Richard Florida is a co-founder and editor at large of CityLab and a senior editor at The Atlantic. He is a university professor in the University of Toronto’s School of Cities and Rotman School of Management, and a distinguished fellow at New York University’s Schack Institute of Real Estate and visiting fellow at Florida International University.
Some small cities rival blockbuster hubs like San Jose and Boston.
Fort Collins, Colorado, isn't the city you think of when discussing high-tech innovation hubs. Neither is Cheyenne, Wyoming, or Salt Lake City, Utah, or Corvallis, Oregon. But in 2010, the density of high-tech start-ups in these lesser-known locales rivaled, and even surpassed, that of more blockbuster hubs like San Jose, Cambridge or Seattle.
This surprising ranking comes from a recently released report from the Kauffman Foundation and Engine, a firm that calls itself "the voice of start-ups in government," entitled "Tech Starts: High Technology Business Formation and Job Creation in the United States." Authored by Ian Hathaway, the report offers new and detailed data on the growth, density, and geography of high-tech start-ups across the United States.
While many places are home to high-tech start-ups, this activity remains concentrated and clustered, according to the study.
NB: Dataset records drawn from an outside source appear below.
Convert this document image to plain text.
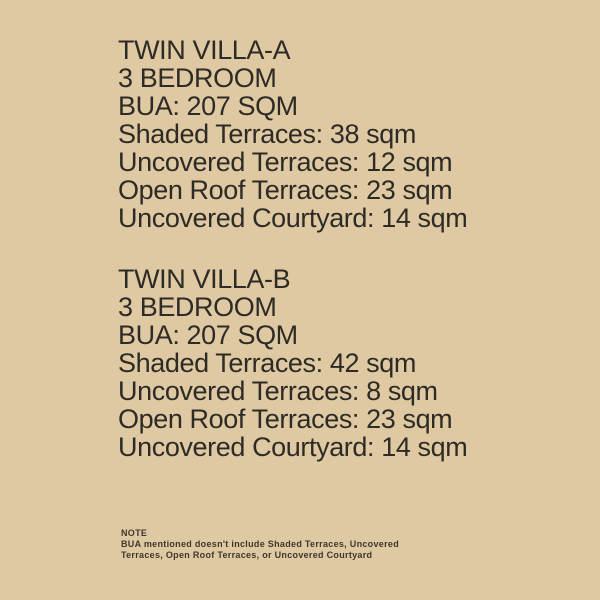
TWIN VILLA-A
3 BEDROOM
BUA: 207 SQM
Shaded Terraces: 38 sqm
Uncovered Terraces: 12 sqm
Open Roof Terraces: 23 sqm
Uncovered Courtyard: 14 sqm
TWIN VILLA-B
3 BEDROOM
BUA: 207 SQM
Shaded Terraces: 42 sqm
Uncovered Terraces: 8 sqm
Open Roof Terraces: 23 sqm
Uncovered Courtyard: 14 sqm
NOTE
BUA mentioned doesn't include Shaded Terraces, Uncovered
Terraces, Open Roof Terraces, or Uncovered Courtyard
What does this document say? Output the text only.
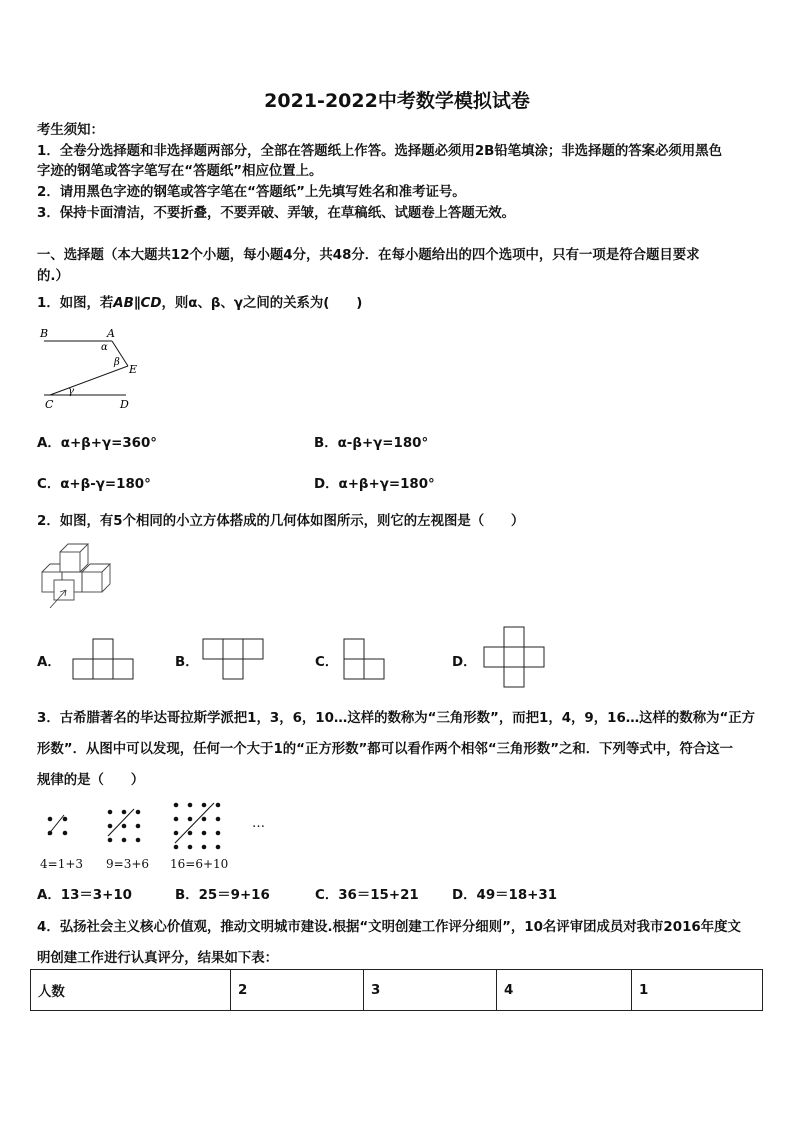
2021-2022中考数学模拟试卷
考生须知：
1．全卷分选择题和非选择题两部分，全部在答题纸上作答。选择题必须用2B铅笔填涂；非选择题的答案必须用黑色
字迹的钢笔或答字笔写在“答题纸”相应位置上。
2．请用黑色字迹的钢笔或答字笔在“答题纸”上先填写姓名和准考证号。
3．保持卡面清洁，不要折叠，不要弄破、弄皱，在草稿纸、试题卷上答题无效。
一、选择题（本大题共12个小题，每小题4分，共48分．在每小题给出的四个选项中，只有一项是符合题目要求
的.）
1．如图，若AB∥CD，则α、β、γ之间的关系为(　　)
B	A
E
C	D
α
β
γ
A．α+β+γ=360°	B．α-β+γ=180°
C．α+β-γ=180°	D．α+β+γ=180°
2．如图，有5个相同的小立方体搭成的几何体如图所示，则它的左视图是（　　）
A．	B．	C．	D．
3．古希腊著名的毕达哥拉斯学派把1，3，6，10…这样的数称为“三角形数”，而把1，4，9，16…这样的数称为“正方
形数”．从图中可以发现，任何一个大于1的“正方形数”都可以看作两个相邻“三角形数”之和．下列等式中，符合这一
规律的是（　　）
…
4=1+3 9=3+6 16=6+10
A．13＝3+10	B．25＝9+16	C．36＝15+21 D．49＝18+31
4．弘扬社会主义核心价值观，推动文明城市建设.根据“文明创建工作评分细则”，10名评审团成员对我市2016年度文
明创建工作进行认真评分，结果如下表：
人数	2	3	4	1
The report defines the high-tech sector as industries with a high share of jobs in science, technology, engineering and math using data from the National Establishment Time Series for 2010. Based on this, Hathaway measured the density of high-tech start-ups across 384 U.S. metros by their location quotient, a conventional urban metric that chart's how a city compares to the national average, set at 1. Hathaway found that 78 metro areas had LQs greater than 1, meaning their start-up density was greater than that of the U.S. as a whole. The top 25 metros for high-tech start-up density accounted for 19 percent of all new high-tech firms across the country between 1990 and 2010, signaling just how important the tech scene has become to some small metros.
The map from the report, shown below, plots high-tech start-up density across major U.S. metros.
The table below, also culled from the report, lists the top 10 metro areas with the highest density of start-ups.
|Top Metros for High-Tech Density (2010)|
|2||Fort Collins-Loveland, CO||3.0|
|3||San Jose-Sunnyvale-Santa Clara, CA||2.6|
|4||San Francisco-San Mateo-Redwood City, CA||2.4|
|8||Colorado Springs, CO||2.3|
|10||Salt Lake City, UT||2.0|
Boulder, Colorado, tops the list. Home to the state's largest university, the city was also named the nation's start-up capital by Business Week several years ago, and sits atop my own rankings of the nation's most creative metros. Fort Collins, Colorado, 60 miles to the north, ranks second. San Jose, the heart of Silicon Valley, is third. Cambridge, Massachusetts; Denver and San Francisco tie for fourth. Greater Washington, D.C.; Colorado Springs; Cheyenne, Wyoming; Salt Lake City; and Corvallis, Oregon round out the top ten. This list is in line with the findings of my own series of posts on venture capital-financed start-up hubs. Silicon Valley, San Francisco and Cambridge have large volumes of venture investment, while smaller college towns like Boulder, Ann Arbor and Lawrence, Kansas rank highly in terms of venture capital investment per capita.
All in all, the metros with the largest density of high-tech start-up activity were centered mainly in well-known, highly educated tech centers, smaller university towns, and cities with strong defense or aerospace presences that are able to draw in firms in a wide range of tech industries. The study found start-ups play an especially prominent role in the economies of many of these smaller metros, including Boulder, Fort Collins-Loveland, Colorado Springs, and Grand Junction in Colorado; Corvallis and Bend in Oregon; Cheyenne, Wyoming; Huntsville, Alabama; Missoula, Montana; Sioux Falls, South Dakota; and Ames, Iowa.
The study also examined the relationship between start-up density and the growth in start-up activity. Interestingly, there was a negative correlation between the two: metros that started out with relatively low start-up densities in 2005 had the highest rates of growth between 2005 and 2010. As Hathaway puts it, "The importance of smaller regions has grown. Hightech start-up growth rates have been strongest, on average, in regions with lower densities. The opposite has been true for firms across the entire private sector, where new firm formations have been concentrated in regions with already higher levels of entrepreneurship."
Overall, the report finds that America's high-tech landscape is becoming, at once, both more clustered and more dispersed than ever. This rapidly evolving geography of start-up and tech hubs will continue to play a central role in America's economic future.